Surnommé « Patrie Bleue » par ses concepteurs, il devrait être soumis au parlement turc le mois prochain, faisant craindre à Athènes un renouveau des tensions régionales.


Les propositions contenues dans ce projet ont été révélées par petites touches par les médias turcs, mais elles peuvent être résumées de manière assez succincte, selon le professeur de loi et de diplomatie internationale à l’Université Panteion d’Athènes Angelos Syrigos.
Un domaine maritime redessiné en faveur d’Ankara
La Turquie est entourée de mers ouvertes et semi-fermées, qui sont régies par des règles entièrement différentes de celles qui s'appliquent aux océans. Dans ces mers, les îles grecques et Chypre (qui est également une île) ne pourraient pas prétendre à un plateau continental ou une zone économique exclusive (ZEE) parce qu'elles se trouvent à une distance pouvant atteindre 200 milles nautiques par rapport à la côte turque.
Par conséquent, la frontière maritime entre la Grèce et la Turquie se situerait au milieu de la mer Égée, et les îles grecques à l’est de cette frontière se trouvent dans le « territoire maritime » de la Turquie. Les Dardannelles, le Bosphore et la mer de Marmara sont par ailleurs désormais considérés comme des « mers intérieures », alors que le traité de Lausanne signé en 1923 les qualifie « d’eaux internationales ».
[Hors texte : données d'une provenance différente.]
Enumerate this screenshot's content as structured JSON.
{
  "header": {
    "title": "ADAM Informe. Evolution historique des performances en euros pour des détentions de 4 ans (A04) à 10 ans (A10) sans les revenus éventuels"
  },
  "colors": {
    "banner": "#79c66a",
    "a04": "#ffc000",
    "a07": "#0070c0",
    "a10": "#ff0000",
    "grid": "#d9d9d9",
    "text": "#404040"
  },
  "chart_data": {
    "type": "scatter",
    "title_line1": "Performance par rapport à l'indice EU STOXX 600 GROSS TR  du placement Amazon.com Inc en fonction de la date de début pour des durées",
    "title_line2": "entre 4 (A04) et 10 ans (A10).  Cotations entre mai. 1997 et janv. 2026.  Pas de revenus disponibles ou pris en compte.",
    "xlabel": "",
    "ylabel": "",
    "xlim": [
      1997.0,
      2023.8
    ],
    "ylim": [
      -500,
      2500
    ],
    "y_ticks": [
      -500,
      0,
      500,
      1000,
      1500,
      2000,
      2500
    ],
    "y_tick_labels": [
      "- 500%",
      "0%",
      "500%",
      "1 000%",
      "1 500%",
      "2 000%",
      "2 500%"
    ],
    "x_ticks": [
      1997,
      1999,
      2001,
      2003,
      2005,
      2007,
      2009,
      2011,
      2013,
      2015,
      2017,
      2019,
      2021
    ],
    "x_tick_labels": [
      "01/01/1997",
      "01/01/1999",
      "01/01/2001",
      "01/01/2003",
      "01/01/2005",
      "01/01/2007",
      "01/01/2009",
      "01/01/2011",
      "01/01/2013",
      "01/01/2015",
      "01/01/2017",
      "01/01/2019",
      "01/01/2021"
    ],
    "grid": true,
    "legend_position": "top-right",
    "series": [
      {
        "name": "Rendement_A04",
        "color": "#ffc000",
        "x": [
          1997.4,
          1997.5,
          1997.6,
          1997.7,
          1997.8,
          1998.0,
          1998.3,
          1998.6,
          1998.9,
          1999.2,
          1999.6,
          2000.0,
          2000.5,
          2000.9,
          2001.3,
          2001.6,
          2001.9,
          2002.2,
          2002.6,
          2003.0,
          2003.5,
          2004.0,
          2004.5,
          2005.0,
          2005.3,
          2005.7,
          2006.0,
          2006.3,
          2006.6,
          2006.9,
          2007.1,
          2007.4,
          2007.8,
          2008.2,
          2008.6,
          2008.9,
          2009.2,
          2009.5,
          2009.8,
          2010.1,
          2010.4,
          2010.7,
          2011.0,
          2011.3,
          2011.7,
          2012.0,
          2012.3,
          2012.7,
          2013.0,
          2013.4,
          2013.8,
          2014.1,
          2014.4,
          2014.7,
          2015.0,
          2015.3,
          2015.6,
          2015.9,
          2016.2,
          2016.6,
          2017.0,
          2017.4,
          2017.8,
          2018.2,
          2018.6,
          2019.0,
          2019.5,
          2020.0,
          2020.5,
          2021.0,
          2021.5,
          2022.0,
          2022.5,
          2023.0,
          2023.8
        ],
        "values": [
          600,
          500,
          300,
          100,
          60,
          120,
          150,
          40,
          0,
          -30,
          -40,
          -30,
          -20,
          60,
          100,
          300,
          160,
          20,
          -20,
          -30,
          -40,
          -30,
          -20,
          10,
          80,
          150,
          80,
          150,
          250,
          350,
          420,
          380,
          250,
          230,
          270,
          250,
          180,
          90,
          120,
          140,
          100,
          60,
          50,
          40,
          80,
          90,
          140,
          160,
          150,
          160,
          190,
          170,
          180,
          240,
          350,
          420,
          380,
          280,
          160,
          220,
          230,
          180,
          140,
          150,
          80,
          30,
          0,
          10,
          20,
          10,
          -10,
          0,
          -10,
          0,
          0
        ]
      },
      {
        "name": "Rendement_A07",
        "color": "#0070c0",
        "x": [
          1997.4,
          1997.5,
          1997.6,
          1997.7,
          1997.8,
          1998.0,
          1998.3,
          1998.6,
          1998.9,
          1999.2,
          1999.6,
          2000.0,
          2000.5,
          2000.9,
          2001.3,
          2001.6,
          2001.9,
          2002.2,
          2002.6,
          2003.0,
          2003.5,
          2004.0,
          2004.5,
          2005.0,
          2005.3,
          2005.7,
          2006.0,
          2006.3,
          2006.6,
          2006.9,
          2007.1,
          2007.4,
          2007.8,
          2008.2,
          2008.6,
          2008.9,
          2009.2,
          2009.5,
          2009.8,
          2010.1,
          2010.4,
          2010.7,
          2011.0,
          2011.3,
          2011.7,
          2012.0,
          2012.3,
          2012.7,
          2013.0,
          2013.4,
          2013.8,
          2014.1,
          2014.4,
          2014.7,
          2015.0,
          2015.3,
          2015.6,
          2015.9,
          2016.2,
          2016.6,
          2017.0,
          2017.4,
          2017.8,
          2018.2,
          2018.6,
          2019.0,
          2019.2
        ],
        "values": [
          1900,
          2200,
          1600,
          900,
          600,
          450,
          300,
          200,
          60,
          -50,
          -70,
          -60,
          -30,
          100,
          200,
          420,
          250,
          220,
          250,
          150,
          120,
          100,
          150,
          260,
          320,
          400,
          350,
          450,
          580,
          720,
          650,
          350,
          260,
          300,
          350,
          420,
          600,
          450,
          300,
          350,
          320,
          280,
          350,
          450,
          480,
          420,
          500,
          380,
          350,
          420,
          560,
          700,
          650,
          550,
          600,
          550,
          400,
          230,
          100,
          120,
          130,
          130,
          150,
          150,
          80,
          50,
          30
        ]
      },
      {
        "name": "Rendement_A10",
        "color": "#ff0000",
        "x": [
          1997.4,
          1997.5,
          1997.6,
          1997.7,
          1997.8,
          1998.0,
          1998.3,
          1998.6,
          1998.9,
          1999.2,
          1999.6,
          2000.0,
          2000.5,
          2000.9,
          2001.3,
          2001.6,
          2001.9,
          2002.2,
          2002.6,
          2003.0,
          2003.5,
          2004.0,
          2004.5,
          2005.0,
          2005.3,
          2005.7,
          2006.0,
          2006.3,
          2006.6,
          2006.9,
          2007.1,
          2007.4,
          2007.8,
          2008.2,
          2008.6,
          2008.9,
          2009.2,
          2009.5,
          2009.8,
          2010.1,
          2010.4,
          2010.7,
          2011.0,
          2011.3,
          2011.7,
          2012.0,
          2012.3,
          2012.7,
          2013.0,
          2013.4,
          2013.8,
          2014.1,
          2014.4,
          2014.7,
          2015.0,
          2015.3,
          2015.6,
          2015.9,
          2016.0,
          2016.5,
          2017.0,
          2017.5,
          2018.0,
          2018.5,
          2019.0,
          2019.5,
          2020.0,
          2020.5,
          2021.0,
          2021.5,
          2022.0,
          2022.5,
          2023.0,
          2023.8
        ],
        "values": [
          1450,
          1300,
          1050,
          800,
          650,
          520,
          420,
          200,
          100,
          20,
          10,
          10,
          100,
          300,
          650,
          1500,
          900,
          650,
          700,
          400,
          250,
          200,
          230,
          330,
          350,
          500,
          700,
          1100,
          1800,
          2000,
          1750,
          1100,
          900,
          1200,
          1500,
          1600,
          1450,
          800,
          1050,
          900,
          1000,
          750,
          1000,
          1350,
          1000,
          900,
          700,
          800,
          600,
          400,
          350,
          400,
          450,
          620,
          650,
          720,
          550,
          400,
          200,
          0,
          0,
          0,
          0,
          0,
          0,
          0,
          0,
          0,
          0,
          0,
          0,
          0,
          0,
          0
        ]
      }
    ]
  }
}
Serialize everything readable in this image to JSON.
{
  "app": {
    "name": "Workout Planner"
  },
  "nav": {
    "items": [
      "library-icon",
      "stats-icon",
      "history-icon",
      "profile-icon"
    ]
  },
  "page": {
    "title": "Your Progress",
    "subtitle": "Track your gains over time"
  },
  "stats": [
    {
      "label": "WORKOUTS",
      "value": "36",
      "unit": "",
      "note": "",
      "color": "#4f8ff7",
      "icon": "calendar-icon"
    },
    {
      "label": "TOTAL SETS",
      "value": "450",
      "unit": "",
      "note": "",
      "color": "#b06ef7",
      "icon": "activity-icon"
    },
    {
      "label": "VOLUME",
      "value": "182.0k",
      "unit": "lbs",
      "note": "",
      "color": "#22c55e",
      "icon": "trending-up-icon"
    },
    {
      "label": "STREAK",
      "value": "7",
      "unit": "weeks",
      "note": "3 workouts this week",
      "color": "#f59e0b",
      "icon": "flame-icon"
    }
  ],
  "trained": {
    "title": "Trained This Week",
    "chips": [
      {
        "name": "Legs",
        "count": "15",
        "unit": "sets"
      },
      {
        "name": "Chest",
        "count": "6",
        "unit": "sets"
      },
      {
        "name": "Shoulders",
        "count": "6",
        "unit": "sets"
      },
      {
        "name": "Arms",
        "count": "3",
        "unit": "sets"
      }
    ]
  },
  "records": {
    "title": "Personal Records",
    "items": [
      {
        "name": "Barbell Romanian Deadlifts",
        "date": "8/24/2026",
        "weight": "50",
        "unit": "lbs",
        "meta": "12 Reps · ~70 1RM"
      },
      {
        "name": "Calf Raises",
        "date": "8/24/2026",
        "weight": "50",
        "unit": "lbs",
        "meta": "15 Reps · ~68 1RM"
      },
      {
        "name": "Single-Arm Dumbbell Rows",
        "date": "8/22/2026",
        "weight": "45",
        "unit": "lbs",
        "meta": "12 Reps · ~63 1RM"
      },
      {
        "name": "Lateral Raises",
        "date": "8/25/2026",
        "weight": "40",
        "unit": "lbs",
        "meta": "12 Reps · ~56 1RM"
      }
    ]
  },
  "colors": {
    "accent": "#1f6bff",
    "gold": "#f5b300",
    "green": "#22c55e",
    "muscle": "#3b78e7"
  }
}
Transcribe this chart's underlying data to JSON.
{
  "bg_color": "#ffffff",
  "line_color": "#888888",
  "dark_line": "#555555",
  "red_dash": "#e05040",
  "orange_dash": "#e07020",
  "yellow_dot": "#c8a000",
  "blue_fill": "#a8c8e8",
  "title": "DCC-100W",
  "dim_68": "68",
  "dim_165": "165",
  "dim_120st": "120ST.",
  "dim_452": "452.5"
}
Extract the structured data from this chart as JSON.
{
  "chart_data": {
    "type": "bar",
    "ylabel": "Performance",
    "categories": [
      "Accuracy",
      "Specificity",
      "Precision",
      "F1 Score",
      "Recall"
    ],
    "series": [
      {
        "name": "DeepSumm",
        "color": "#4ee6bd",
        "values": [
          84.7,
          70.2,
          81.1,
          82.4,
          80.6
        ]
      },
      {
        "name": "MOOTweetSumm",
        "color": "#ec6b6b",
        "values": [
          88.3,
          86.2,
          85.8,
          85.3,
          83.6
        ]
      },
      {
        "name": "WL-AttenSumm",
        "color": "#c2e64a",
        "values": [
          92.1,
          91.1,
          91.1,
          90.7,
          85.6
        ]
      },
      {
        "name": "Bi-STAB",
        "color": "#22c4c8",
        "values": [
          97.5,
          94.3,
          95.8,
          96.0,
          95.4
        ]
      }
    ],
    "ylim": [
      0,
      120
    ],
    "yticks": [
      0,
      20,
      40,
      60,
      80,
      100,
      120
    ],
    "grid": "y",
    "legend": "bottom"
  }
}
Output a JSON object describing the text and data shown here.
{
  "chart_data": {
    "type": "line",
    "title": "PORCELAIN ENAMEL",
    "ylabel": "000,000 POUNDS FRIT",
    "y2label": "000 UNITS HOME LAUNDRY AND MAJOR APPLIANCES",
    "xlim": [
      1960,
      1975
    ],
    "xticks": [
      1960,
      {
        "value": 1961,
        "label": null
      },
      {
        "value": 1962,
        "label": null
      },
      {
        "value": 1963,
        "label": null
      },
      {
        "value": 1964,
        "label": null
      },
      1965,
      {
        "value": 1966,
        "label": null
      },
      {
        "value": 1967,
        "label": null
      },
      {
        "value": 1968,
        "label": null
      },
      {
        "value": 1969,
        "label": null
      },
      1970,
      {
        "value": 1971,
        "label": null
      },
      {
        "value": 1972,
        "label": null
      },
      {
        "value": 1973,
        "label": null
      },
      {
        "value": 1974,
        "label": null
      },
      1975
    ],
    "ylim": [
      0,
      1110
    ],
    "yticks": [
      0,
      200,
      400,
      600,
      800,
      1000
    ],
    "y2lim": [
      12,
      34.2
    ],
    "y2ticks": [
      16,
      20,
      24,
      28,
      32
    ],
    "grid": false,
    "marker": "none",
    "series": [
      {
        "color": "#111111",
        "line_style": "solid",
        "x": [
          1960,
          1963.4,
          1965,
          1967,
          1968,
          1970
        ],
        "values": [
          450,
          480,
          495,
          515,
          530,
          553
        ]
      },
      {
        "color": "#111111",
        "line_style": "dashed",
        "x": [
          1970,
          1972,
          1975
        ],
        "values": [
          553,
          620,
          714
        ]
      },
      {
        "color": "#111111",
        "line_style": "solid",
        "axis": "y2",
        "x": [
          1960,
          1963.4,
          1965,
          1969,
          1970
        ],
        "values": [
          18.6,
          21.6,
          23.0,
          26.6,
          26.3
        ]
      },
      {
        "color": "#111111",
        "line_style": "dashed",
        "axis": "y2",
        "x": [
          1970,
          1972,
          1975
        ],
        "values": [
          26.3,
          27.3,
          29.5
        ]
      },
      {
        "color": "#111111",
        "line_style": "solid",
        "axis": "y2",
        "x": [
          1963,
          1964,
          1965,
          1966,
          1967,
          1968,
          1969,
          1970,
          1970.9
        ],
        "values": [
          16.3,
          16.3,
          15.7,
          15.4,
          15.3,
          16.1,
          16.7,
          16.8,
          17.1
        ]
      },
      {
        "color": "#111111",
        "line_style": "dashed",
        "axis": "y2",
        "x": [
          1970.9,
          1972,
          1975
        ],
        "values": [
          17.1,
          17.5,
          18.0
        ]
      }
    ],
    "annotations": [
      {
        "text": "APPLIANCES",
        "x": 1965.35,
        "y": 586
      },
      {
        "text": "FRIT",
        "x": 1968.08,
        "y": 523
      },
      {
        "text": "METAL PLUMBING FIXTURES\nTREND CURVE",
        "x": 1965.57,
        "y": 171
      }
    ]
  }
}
Une volonté d’affaiblir la projection stratégique grecque en mer Égée
En dehors des eaux territoriales, du plateau continental et de la ZEE, la législation fait également référence à une « zone contiguë ». Il s'agit d'une zone maritime qui commence là où se terminent les eaux territoriales et s'étend jusqu'à 24 milles nautiques des côtes. Dans cette zone, un état a le droit d’empêcher et de punir les violations de ses lois douanières, d'immigration ou de santé publique commises sur son territoire.
Ce point est au cœur de la doctrine nationale : plutôt que d'étendre ses eaux territoriales en mer Égée, la Turquie tente en fait d'empêcher la possibilité pour la Grèce de déclarer sa propre « zone contiguë », pour limiter son rayon d’action sur cette région.
Un territoire surveillé et contrôlé par Ankara
Enfin, la Turquie interdirait toutes les activités dans ces zones (pêche, recherches sismiques, exploitation des hydrocarbures, recherches scientifiques et protection de l'environnement) à moins qu'elle ne les ait d'abord approuvées et autorisées. Ce faisant elle légitimerait ses actions, telles que les poses de câbles sous-marins mordant sur le territoire maritime grec au cours des trois dernières années.
Par ailleurs, le projet de loi donne aux forces armées turques l'autorité d'intervenir afin de faire appliquer toutes ses dispositions. Cela permettrait au pays de disposer d’un casus belli dans le cas où la Grèce étendrait ses eaux territoriales de manière similaire.
Effet d’annonce ou réelle menace ?
Le fait que cette législation voit le jour en ce moment n’est pas qu’une simple coïncidence : l’envoi d’avions de chasse et de navires à Chypre par la Grèce, ainsi que l'aide apportée au Qatar et aux Émirats arabes unis, rivaux régionaux d’Ankara, a joué dans la balance. De plus, tout les arguments et les points qui y sont présents ont déjà soulevés par la Turquie précédemment, bien que séparément les uns des autres.
La nouveauté, néanmoins, réside dans le fait qu’une fois adoptée elle devra être mise en application, même si Athènes soutient qu’elle est contraire au droit international. La Turquie est ainsi en train de fermer la porte aux négociations sur cette question. De plus, une fois la loi entérinée, il deviendra difficile de la modifier. De leur côté, les autorités grecques préfèrent attendre la version finale du projet avant de répondre officiellement, mais insistent sur le fait qu’elles n’hésiteront pas à défendre leurs intérêts.